To do this, they bribed the telegraph operator in the city of Tours to introduce deliberate errors in government messages that were sent through the network.The telegraph coding system included a "backspace" symbol that indicated the Transcriber that ignores the previous character. The addition of a spurious character that indicated the direction of the market movement of the previous day, followed by a backward movement, meant that the text of the message was not taken into account for delivery at the end of the line. But this additional sign could be seen by another complication: a telegraph operator who watched the tower outside Bordeaux with a telescope, and then transmitted the information to the Blanc.
The scam was discovered in 1836, when this sick operator and revealed the secret to a friend, to replace him. The Blanc brothers were brought before the judge, although they could not be convicted because there was no law against the misuse of data networks.
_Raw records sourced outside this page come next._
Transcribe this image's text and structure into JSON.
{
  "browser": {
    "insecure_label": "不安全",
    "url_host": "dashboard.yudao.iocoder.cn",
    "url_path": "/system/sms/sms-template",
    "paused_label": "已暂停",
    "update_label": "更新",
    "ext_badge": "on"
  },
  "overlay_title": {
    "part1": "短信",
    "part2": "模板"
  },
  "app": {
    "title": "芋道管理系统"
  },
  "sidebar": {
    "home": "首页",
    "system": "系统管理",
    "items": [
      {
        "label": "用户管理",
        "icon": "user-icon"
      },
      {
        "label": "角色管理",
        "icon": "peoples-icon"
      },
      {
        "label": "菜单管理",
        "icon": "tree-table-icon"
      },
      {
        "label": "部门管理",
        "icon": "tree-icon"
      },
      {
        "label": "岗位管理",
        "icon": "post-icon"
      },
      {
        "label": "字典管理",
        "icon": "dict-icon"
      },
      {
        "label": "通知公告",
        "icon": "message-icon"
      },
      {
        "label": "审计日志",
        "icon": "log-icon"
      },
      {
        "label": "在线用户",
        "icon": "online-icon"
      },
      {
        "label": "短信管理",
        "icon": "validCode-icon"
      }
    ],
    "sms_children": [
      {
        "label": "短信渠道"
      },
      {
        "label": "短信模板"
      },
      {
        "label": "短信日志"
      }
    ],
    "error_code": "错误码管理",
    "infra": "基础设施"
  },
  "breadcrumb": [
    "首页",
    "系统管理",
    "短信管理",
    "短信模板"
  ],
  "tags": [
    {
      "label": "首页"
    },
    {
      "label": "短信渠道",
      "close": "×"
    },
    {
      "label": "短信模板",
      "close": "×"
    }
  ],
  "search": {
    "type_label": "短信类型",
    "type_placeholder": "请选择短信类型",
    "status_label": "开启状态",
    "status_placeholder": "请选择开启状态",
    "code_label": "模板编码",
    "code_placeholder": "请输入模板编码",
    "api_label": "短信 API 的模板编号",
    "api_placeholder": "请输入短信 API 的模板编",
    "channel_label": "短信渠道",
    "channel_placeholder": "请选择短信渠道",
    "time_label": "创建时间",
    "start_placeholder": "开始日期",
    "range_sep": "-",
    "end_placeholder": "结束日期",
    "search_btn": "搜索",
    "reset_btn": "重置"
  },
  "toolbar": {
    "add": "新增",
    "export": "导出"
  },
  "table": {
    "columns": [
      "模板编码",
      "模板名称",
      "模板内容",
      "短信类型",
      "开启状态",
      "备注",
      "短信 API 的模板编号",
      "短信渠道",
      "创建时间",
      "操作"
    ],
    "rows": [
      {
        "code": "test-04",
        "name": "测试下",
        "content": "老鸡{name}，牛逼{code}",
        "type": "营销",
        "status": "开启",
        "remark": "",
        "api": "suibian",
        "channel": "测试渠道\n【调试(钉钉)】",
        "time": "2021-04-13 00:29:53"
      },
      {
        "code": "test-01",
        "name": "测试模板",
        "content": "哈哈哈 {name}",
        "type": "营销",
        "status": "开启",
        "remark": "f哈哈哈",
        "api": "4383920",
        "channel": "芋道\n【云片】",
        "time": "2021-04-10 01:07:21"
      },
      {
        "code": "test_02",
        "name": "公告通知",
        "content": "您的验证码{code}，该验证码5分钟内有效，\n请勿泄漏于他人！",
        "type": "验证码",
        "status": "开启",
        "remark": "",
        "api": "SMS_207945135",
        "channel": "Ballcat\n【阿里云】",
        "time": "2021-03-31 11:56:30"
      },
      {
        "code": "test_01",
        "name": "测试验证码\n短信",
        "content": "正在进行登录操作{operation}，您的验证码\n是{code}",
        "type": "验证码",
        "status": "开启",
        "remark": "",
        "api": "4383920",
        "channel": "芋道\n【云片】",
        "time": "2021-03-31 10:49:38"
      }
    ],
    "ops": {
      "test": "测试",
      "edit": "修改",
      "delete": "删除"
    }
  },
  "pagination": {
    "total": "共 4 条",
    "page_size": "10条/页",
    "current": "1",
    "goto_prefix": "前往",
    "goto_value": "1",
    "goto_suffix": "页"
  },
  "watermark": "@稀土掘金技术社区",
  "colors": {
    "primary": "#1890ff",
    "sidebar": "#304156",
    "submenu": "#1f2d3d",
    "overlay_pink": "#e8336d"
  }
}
Therefore, this action of the Blanc brothers in the French network is described as the first cyberattack in history.
social networks from 2000 years ago
This anecdote has been rescued in The Economist by writer and journalist Tom Standage, who has extensive experience in this type of story; his 1998 book The Victorian Internet raised a sharp look at the parallels between the telegraph bubble and the internet bubble in the late 1990s; his 2006 essay portrait of the predecessors of the moral panic about videogames (as happened before with the waltz and the novel); He has also written about the great conversation on the Facebook of the seventeenth century (the cafes); and his 2013 book, The Writing on the Wall, places the beginning of social networks 2000 years ago (“of the papyrus letters that Roman statesmen exchanged throughout the Empire until the emergence of printed treaties of the Reformation and pamphlets that spread propaganda during the American and French revolutions) ".
According to Standage, these comparisons, perhaps too daring, "offer us teachings that we can apply to the digital world of our days .The first is that we must avoid complacency. Cyber attacks, as happened with Yahoo, they often go unnoticed for many years and it is possible that many (if not most) are never detected.Malwares like WannaCry make headlines because their effects are very visible, but it gives an inaccurate picture of the scale of the cyber security problem. Most attackers do not announce their presence ».
the human link is the weakest
«Secondly, regardless of technology, security is something like a chain and humans are always the weakest link.The French telegraph system looks hopelessly insecure to modern eyes, with its telegraph towers in sight, but its key weakness was human error, something that remains true today. Focus on security as a purely technological challenge neglects an important part of the problem: it also depends on establishing the appropriate social and economic incentives, ”he adds.
«Finally-concludes-, the attacks on the network are not only prior to modern electronic networks: they are as old as the networks themselves. The history of the Blanc brothers is a reminder that , with any new invention, people will always find a way to make malicious use of it. This is a timeless aspect of human nature, and it is not something that technology can or should hope to solve.”